No que respeita ao segundo segmento, observe-se que apenas se pode tomar como interpretação de uma disposição legal uma proposição que tenha com a letra deste um mínimo de correspondência. Dito de outro modo: para que estejamos ainda perante uma verdadeira norma, extraída por interpretação de um ou vários preceitos, é necessário que a mesma encontre um mínimo de correspondência com o enunciado legal invocado. A não ser assim, o próprio conceito de «interpretação normativa» perderia a sua razão de ser, pois deixaria de traduzir um dos sentidos possíveis da lei (v. os Acórdãos 367/94 e 107/99). Ora, no caso vertente, não é possível extrair a norma a sindicar do preceito referido pelo recorrente, dado que este regula somente as nulidades da acusação. Sobre os vícios que possam afectar as decisões judiciais condenatórias, no que concerne à omissão de pronúncia relativamente a determinados factos tidos por relevantes para o apuramento da responsabilidade criminal de um arguido – designadamente não os dando nem como provados, nem como não provados –, não rege tal preceito, razão pela qual não pode ter-se como extraível do artigo 283.º, n.º 3, alínea b), do Código de Processo Penal, uma norma nos termos da qual possa configurar «um lapso manifesto e irrelevante da decisão condenatória», já sanado, um caso em que o «no Acórdão condenatório não se ter dado como provado, nem como não provado, que o arguido agiu sabendo que a sua é proibida e punida por lei». Tal obsta a que possa ser apreciada no presente recurso, por não corresponder a uma verdadeira norma.

13. Apreciemos agora o recurso interposto pelo recorrente B..

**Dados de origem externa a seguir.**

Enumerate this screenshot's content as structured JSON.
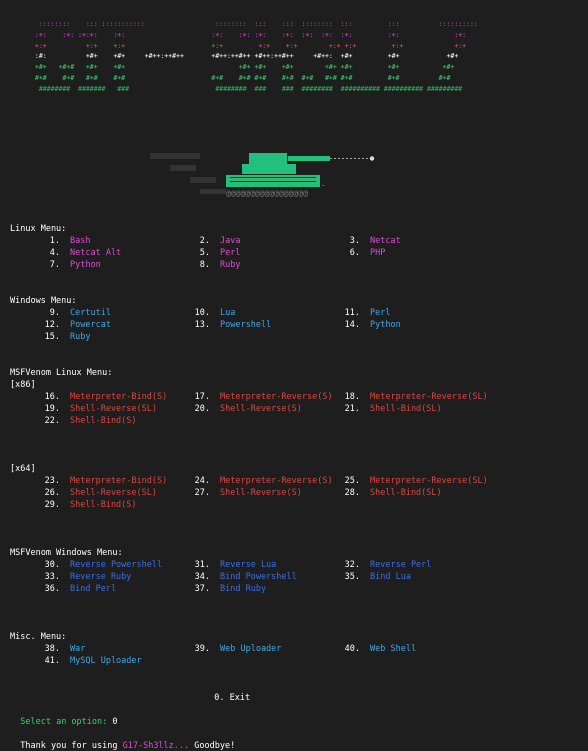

O objeto é definido no requerimento da seguinte forma:

i. Artigo 411.º, n.º 5, do Código de Processo Penal, quando interpretado no sentido de que «o recorrente que pretenda ver o seu recurso de decisão que conheça a final do objecto do processo, apreciado em audiência no Tribunal da Relação não pode apresentar como pontos a discutir todos aqueles que invocou no seu recurso, sob pena de indeferimento da sua pretensão»;

ii. Artigo 411.º, n.º 5, do Código de Processo Penal, quando interpretado no sentido de que «o recorrente que pretenda ver o seu recurso de decisão que conheça a final do objeto do processo, apreciado em audiência no Tribunal da Relação deve, para além de especificar os pontos que pretende ver debatidos, apresentar uma exposição dos motivos, acrescidos e excepcionais, que justificam e o levam a requerer a audiência» e

iii. Artigo 127.º do Código de Processo Penal, quando interpretado no sentido de que «ainda que a prova produzida e as regras da experiência permitam ou não colidam com mais do que uma solução, nomeadamente com aquela que é apresentada peio arguido, se a decisão do julgador devidamente fundamentada, for uma das soluções possíveis segundo as regras da experiência, ela será inatacável».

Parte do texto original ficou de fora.